Такое чувство давно виденных милых мест остается от «волжских» и «осенних» картин Левитана.
Жизнь Левитана была бедна событиями. Он мало путешествовал. Он любил только среднюю Россию. Поездки в другие места он считал напрасной тратой времени. Такой показалась ему и поездка за границу.
Он был в Финляндии, Франции, Швейцарии и Италии.
Граниты Финляндии, ее черная речная вода, студенистое небо и мрачное море нагоняли тоску. «Вновь я захандрил без меры и границ, — писал Левитан Чехову из Финляндии. — Здесь нет природы».
В Швейцарии его поразили Альпы, но вид этих гор ничем не отличался для Левитана от видов картонных макетов, размалеванных крикливыми красками.
В Италии ему понравилась только Венеция, где воздух полон серебристых оттенков, рожденных тусклыми лагунами.
В Париже Левитан увидел картины Монэ, но не запомнил их.

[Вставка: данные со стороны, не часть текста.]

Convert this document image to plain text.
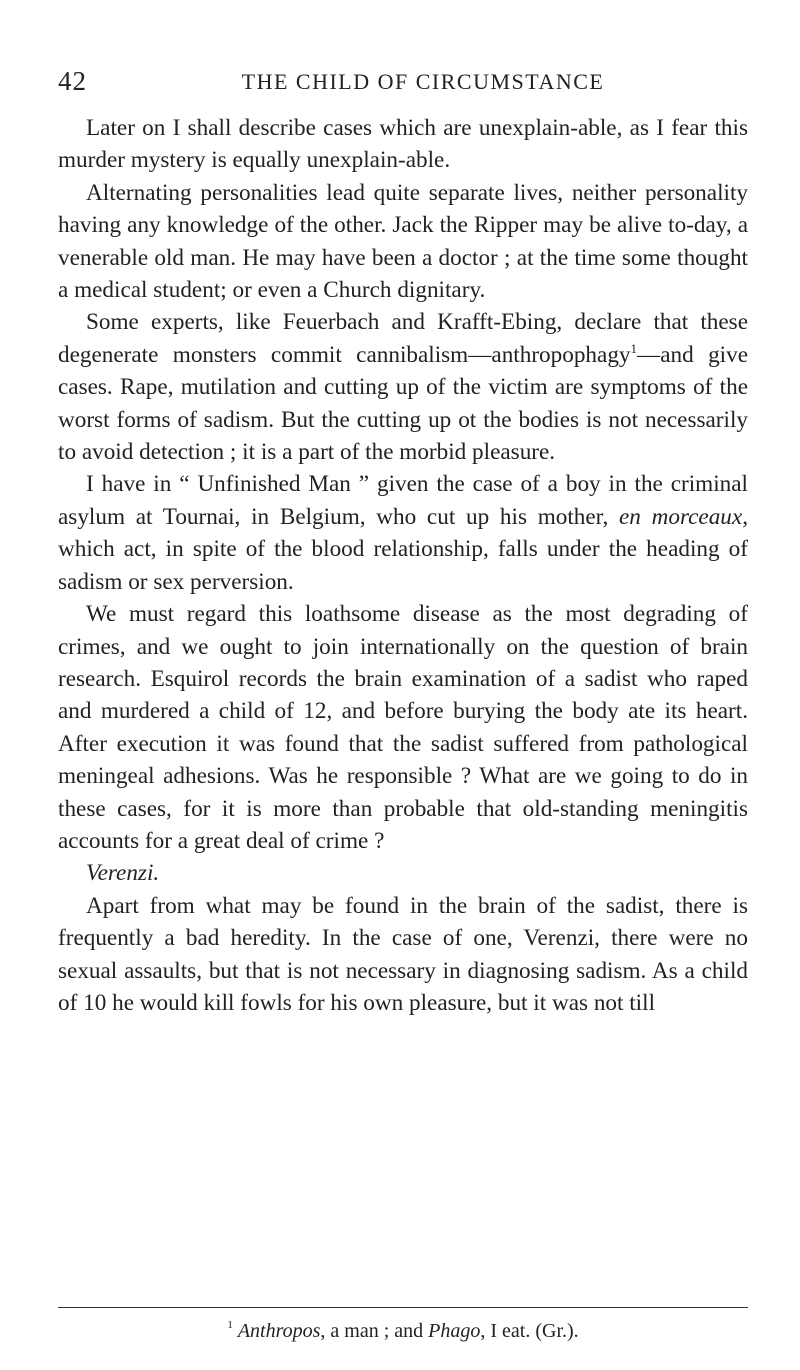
42	THE CHILD OF CIRCUMSTANCE

Later on I shall describe cases which are unexplain-able, as I fear this murder mystery is equally unexplain-able.

Alternating personalities lead quite separate lives, neither personality having any knowledge of the other. Jack the Ripper may be alive to-day, a venerable old man. He may have been a doctor ; at the time some thought a medical student; or even a Church dignitary.

Some experts, like Feuerbach and Krafft-Ebing, declare that these degenerate monsters commit cannibalism—anthropophagy$^1$—and give cases. Rape, mutilation and cutting up of the victim are symptoms of the worst forms of sadism. But the cutting up ot the bodies is not necessarily to avoid detection ; it is a part of the morbid pleasure.

I have in “ Unfinished Man ” given the case of a boy in the criminal asylum at Tournai, in Belgium, who cut up his mother, en morceaux, which act, in spite of the blood relationship, falls under the heading of sadism or sex perversion.

We must regard this loathsome disease as the most degrading of crimes, and we ought to join internationally on the question of brain research. Esquirol records the brain examination of a sadist who raped and murdered a child of 12, and before burying the body ate its heart. After execution it was found that the sadist suffered from pathological meningeal adhesions. Was he responsible ? What are we going to do in these cases, for it is more than probable that old-standing meningitis accounts for a great deal of crime ?

Verenzi.

Apart from what may be found in the brain of the sadist, there is frequently a bad heredity. In the case of one, Verenzi, there were no sexual assaults, but that is not necessary in diagnosing sadism. As a child of 10 he would kill fowls for his own pleasure, but it was not till

$^1$ Anthropos, a man ; and Phago, I eat. (Gr.).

Только перед смертью он оценил живопись импрессионистов, понял, что он отчасти был их русским предшественником, — и впервые с признанием упомянул их имена.

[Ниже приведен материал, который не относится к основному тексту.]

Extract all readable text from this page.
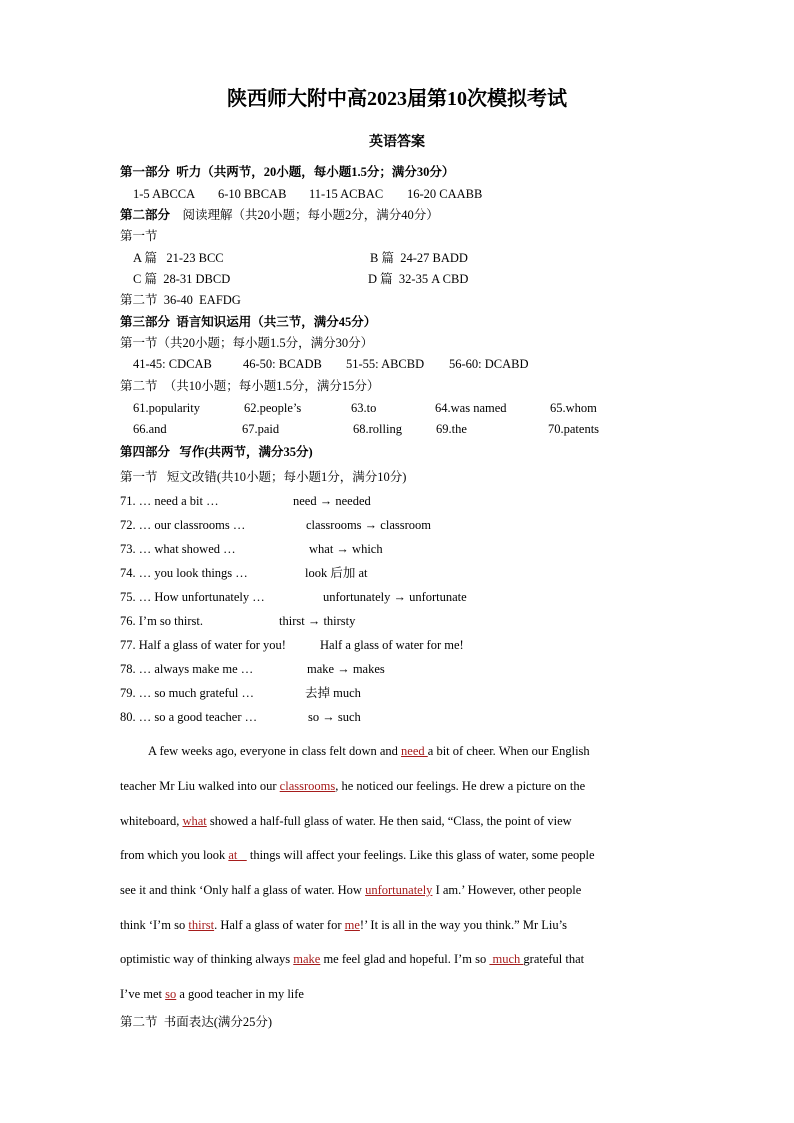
陕西师大附中高2023届第10次模拟考试
英语答案
第一部分  听力（共两节，20小题，每小题1.5分；满分30分）
1-5 ABCCA 6-10 BBCAB 11-15 ACBAC 16-20 CAABB
第二部分 阅读理解（共20小题；每小题2分，满分40分）
第一节
A 篇   21-23 BCC	B 篇  24-27 BADD
C 篇  28-31 DBCD	D 篇  32-35 A CBD
第二节  36-40  EAFDG
第三部分  语言知识运用（共三节，满分45分）
第一节（共20小题；每小题1.5分，满分30分）
41-45: CDCAB 46-50: BCADB 51-55: ABCBD 56-60: DCABD
第二节  （共10小题；每小题1.5分，满分15分）
61.popularity	62.people’s	63.to	64.was named	65.whom
66.and	67.paid	68.rolling	69.the	70.patents
第四部分   写作(共两节，满分35分)
第一节   短文改错(共10小题；每小题1分，满分10分)
71. … need a bit …	need → needed
72. … our classrooms …	classrooms → classroom
73. … what showed …	what → which
74. … you look things …	look 后加 at
75. … How unfortunately …	unfortunately → unfortunate
76. I’m so thirst.	thirst → thirsty
77. Half a glass of water for you!	Half a glass of water for me!
78. … always make me …	make → makes
79. … so much grateful …	去掉 much
80. … so a good teacher …	so → such
A few weeks ago, everyone in class felt down and need a bit of cheer. When our English
teacher Mr Liu walked into our classrooms, he noticed our feelings. He drew a picture on the
whiteboard, what showed a half-full glass of water. He then said, “Class, the point of view
from which you look at    things will affect your feelings. Like this glass of water, some people
see it and think ‘Only half a glass of water. How unfortunately I am.’ However, other people
think ‘I’m so thirst. Half a glass of water for me!’ It is all in the way you think.” Mr Liu’s
optimistic way of thinking always make me feel glad and hopeful. I’m so  much grateful that
I’ve met so a good teacher in my life
第二节  书面表达(满分25分)
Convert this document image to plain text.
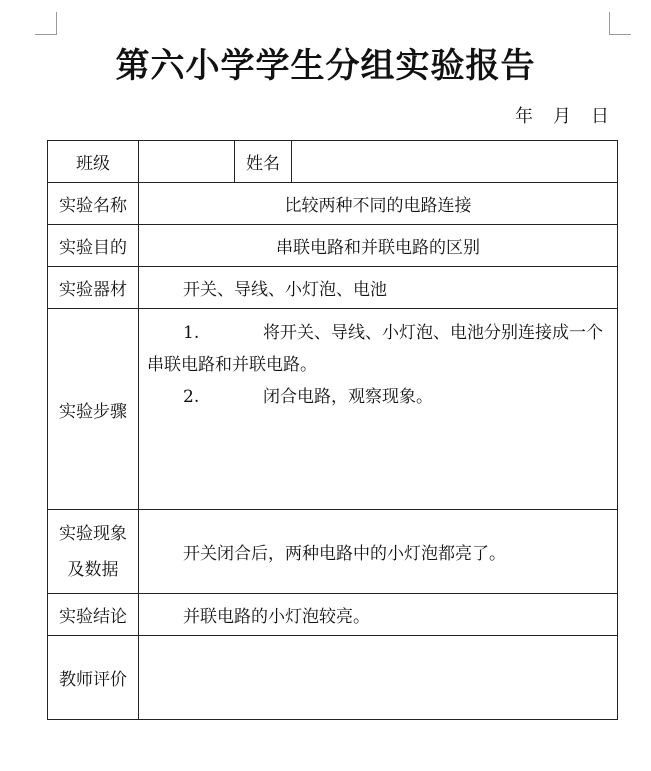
第六小学学生分组实验报告
年 月 日
班级		姓名	
实验名称	比较两种不同的电路连接		
实验目的	串联电路和并联电路的区别		
实验器材	开关、导线、小灯泡、电池		
实验步骤	1. 将开关、导线、小灯泡、电池分别连接成一个

串联电路和并联电路。

2. 闭合电路，观察现象。		

实验现象
及数据	开关闭合后，两种电路中的小灯泡都亮了。		
实验结论	并联电路的小灯泡较亮。		
教师评价			
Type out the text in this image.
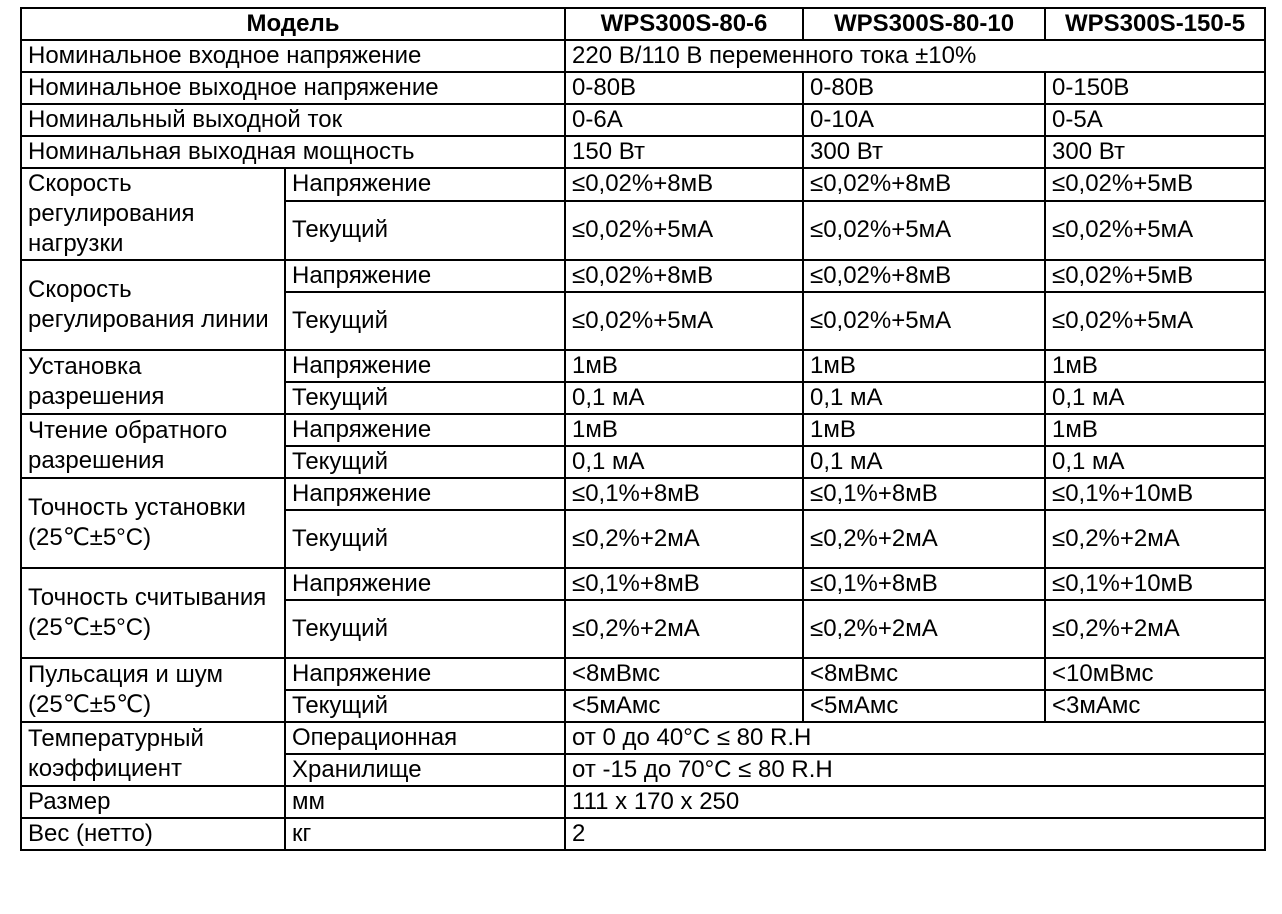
Модель		WPS300S-80-6	WPS300S-80-10	WPS300S-150-5
Номинальное входное напряжение		220 В/110 В переменного тока ±10%		
Номинальное выходное напряжение		0-80В	0-80В	0-150В
Номинальный выходной ток		0-6A	0-10A	0-5A
Номинальная выходная мощность		150 Вт	300 Вт	300 Вт
Скорость регулирования нагрузки	Напряжение	≤0,02%+8мВ	≤0,02%+8мВ	≤0,02%+5мВ
	Текущий	≤0,02%+5мА	≤0,02%+5мА	≤0,02%+5мА
Скорость регулирования линии	Напряжение	≤0,02%+8мВ	≤0,02%+8мВ	≤0,02%+5мВ
	Текущий	≤0,02%+5мА	≤0,02%+5мА	≤0,02%+5мА
Установка разрешения	Напряжение	1мВ	1мВ	1мВ
	Текущий	0,1 мА	0,1 мА	0,1 мА
Чтение обратного разрешения	Напряжение	1мВ	1мВ	1мВ
	Текущий	0,1 мА	0,1 мА	0,1 мА
Точность установки (25℃±5°C)	Напряжение	≤0,1%+8мВ	≤0,1%+8мВ	≤0,1%+10мВ
	Текущий	≤0,2%+2мА	≤0,2%+2мА	≤0,2%+2мА
Точность считывания (25℃±5°C)	Напряжение	≤0,1%+8мВ	≤0,1%+8мВ	≤0,1%+10мВ
	Текущий	≤0,2%+2мА	≤0,2%+2мА	≤0,2%+2мА
Пульсация и шум (25℃±5℃)	Напряжение	<8мВмс	<8мВмс	<10мВмс
	Текущий	<5мАмс	<5мАмс	<3мАмс
Температурный коэффициент	Операционная	от 0 до 40°C ≤ 80 R.H		
	Хранилище	от -15 до 70°C ≤ 80 R.H		
Размер	мм	111 x 170 x 250		
Вес (нетто)	кг	2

Последние годы жизни Левитан проводил много времени около Вышнего-Волочка на берегах озера Удомли. Там, в семье помещиков Панафидиных, он опять попал в путаницу человеческих отношений, стрелялся, но его спасли…
Чем ближе к старости, тем чаще мысль Левитана останавливалась на осени.
Правда, Левитан написал несколько превосходных весенних вещей, но это почти всегда была весна, похожая на осень.
В «Большой воде» затопленная разливом роща обнажена, как поздней осенью, и даже не покрылась зеленоватым дымом первой листвы. В «Ранней весне» черная глубокая река мертво стоит среди оврагов, еще покрытых рыхлым снегом, и только в картине «Март» передана настоящая весенняя яркость неба над тающими сугробами, желтый солнечный свет и стеклянный блеск талой воды, каплющей с крыльца дощатого дома.